From the January 01, 2010 issue of Futures Magazine • Subscribe!

Understanding stock market direction

Armed with the latest trading tools, trading systems and assorted gadgets, like electronic gunslingers today’s traders ride into the markets ready for action, but often are carried out feet first with busted trading accounts because they lacked an understanding of one fundamental principle: the general stock market direction.

You can be right about every factor of stock selection, but if you’re wrong about the overall stock market, you still are likely to lose on what’s otherwise a solid buy. No matter how good the stock is for buying or the how bad the stock is for short-selling, the odds are against you being successful. On average, 75% to 80% of all stocks will either rise or plummet along with the general market. This scenario was the cause of many losses in the market crashes of 2000 and 2008.

The good news is, you only have to learn to observe the broader market and adhere to what it is trying to tell you. Unfortunately, most traders confuse predicting the market with timing the market. This is an important secret to successful trading that many get wrong.

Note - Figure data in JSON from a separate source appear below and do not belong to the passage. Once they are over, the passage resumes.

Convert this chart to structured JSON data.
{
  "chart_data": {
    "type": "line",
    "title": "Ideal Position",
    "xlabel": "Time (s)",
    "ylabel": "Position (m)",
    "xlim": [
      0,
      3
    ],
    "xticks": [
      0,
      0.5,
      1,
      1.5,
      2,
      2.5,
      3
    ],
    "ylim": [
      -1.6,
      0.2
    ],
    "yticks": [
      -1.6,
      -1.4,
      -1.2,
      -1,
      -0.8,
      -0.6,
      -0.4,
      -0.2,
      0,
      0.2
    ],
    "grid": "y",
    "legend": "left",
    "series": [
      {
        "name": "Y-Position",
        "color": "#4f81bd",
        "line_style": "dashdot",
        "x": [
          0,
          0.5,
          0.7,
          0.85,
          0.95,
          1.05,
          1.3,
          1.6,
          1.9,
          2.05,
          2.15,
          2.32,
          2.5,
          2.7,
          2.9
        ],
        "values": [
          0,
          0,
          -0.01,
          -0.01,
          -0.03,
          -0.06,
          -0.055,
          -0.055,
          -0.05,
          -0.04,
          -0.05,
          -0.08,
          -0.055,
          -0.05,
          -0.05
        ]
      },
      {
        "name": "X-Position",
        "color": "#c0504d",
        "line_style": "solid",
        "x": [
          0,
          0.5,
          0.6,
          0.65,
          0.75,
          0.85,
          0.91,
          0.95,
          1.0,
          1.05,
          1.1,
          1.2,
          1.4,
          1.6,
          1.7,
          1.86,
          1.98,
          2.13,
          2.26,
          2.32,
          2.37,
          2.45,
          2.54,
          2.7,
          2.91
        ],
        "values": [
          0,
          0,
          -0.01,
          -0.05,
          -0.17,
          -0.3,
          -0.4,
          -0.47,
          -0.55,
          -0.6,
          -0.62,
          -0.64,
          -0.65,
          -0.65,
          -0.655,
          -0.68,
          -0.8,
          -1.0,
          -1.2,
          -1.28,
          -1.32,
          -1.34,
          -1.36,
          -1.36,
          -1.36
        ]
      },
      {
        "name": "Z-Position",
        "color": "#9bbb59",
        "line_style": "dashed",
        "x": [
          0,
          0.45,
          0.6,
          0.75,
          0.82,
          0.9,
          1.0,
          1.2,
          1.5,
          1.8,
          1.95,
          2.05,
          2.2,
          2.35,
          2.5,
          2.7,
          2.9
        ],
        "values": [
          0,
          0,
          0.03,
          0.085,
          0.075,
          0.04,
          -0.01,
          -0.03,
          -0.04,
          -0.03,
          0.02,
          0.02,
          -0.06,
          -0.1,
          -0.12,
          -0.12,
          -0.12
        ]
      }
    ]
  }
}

Predicting the stock market usually starts off with the wrong question: “What is the market going to do?” This question leads you to start trying to pick tops and bottoms. This approach is usually the result of listening to all the “experts” on cable TV who muse over what future direction the market is going and from what point it will begin its rise or fall.

This leads traders to try to trade off these tops or bottoms, but that is a heartbreaking activity. Rarely are they right and the few times they are, it doesn’t generate enough profit to make up for being wrong the other 70% of the time. It costs them time and emotional well-being.

The first thing to do to avoid falling into this trap is to better understand how big general market indexes move and are influenced by the traders who trade them.


The markets have moments of incredible euphoria and then, almost in the blink of an eye, despair and hopelessness. These extremes also are contagious to those who are trading them. They can lead to trading paralysis, a state of inaction that often comes at precisely the wrong time: just as the markets begin to turn in their favor.

When the markets are healthy, and the future for the economy looks bright, the market is bullish and happy. For traders caught up in these moves, caution often is moved to the wayside. Unfortunately, as night follows day, markets eventually reverse before market participants know what’s coming. Most never consider that it may be time to lock in gains or protect a position. Like addicts who cannot admit their addictions, these traders turn a blind eye to it being time to leave the market for the safety of cash.

The result of being on the wrong side of the eventual crash is, for most traders, a sense of despair and hopelessness as they hold on during every decline, hoping that every short-term rally is the return of happier days. Instead, the markets become more financially depressed, rewarding the bullish faithful with holdings valued at a fraction of what they once were worth.